Otoritas Jepang menghadapi tekanan baru untuk membendung penurunan tajam yen. Para pedagang fokus pada perbedaan suku bunga antara Jepang dan Amerika Serikat.
Pemerintah Jepang menghabiskan 9,8 triliun yen atau sekitar Rp997,5 triliun untuk melakukan intervensi di pasar valuta asing pada akhir April dan awal Mei setelah mata uang Jepang mencapai titik terendah dalam 34 tahun di 160,245 per dolar pada 29 April.

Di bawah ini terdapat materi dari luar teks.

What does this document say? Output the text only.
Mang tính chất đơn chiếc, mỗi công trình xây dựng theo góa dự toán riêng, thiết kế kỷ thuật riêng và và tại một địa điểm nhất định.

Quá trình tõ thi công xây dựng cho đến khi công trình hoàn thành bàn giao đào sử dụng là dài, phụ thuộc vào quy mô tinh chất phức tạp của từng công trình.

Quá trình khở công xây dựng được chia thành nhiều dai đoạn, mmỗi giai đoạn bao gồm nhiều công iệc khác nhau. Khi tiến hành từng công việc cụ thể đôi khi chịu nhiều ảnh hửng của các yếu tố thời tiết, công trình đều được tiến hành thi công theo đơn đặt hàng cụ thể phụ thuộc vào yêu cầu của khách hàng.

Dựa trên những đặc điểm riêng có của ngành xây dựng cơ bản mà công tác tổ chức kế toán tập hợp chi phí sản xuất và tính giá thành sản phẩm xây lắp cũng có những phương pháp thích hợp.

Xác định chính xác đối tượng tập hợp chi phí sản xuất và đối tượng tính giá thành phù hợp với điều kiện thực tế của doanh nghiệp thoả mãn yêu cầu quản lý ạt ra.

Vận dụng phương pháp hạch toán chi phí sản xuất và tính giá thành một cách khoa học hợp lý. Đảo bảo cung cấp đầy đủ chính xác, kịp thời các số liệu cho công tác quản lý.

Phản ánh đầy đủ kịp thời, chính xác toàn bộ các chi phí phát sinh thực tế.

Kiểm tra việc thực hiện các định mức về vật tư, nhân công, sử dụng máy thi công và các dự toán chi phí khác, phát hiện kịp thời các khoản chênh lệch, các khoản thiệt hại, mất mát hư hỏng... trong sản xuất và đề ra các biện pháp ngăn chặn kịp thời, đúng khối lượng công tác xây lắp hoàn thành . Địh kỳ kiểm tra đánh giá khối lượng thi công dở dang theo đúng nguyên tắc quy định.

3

Nikkei melaporkan, selama akhir pekan mata uang Jepang merosot sekitar 1 yen terhadap dolar karena kekhawatiran mengenai ketidakpastian politik Eropa menyebabkan pembelian dolar.
Dolar juga naik setelah S&P merilis laporan yang menunjukkan bahwa indeks manajer pembelian gabungan AS telah merangkak ke level tertinggi dalam 26 bulan, menunjukkan bahwa aktivitas bisnis terus berkembang pada kecepatan yang sehat.
Setelah yen jatuh ke level terendah dalam 37 tahun, Masato Kanda, diplomat mata uang utama Jepang, berkomentar bahwa pelemahan yen tidak dapat dibenarkan dan pihak berwenang sangat prihatin dan waspada.
“Kami akan dengan tegas menanggapi tindakan yang terlalu cepat atau didorong oleh spekulan," kata Kanda.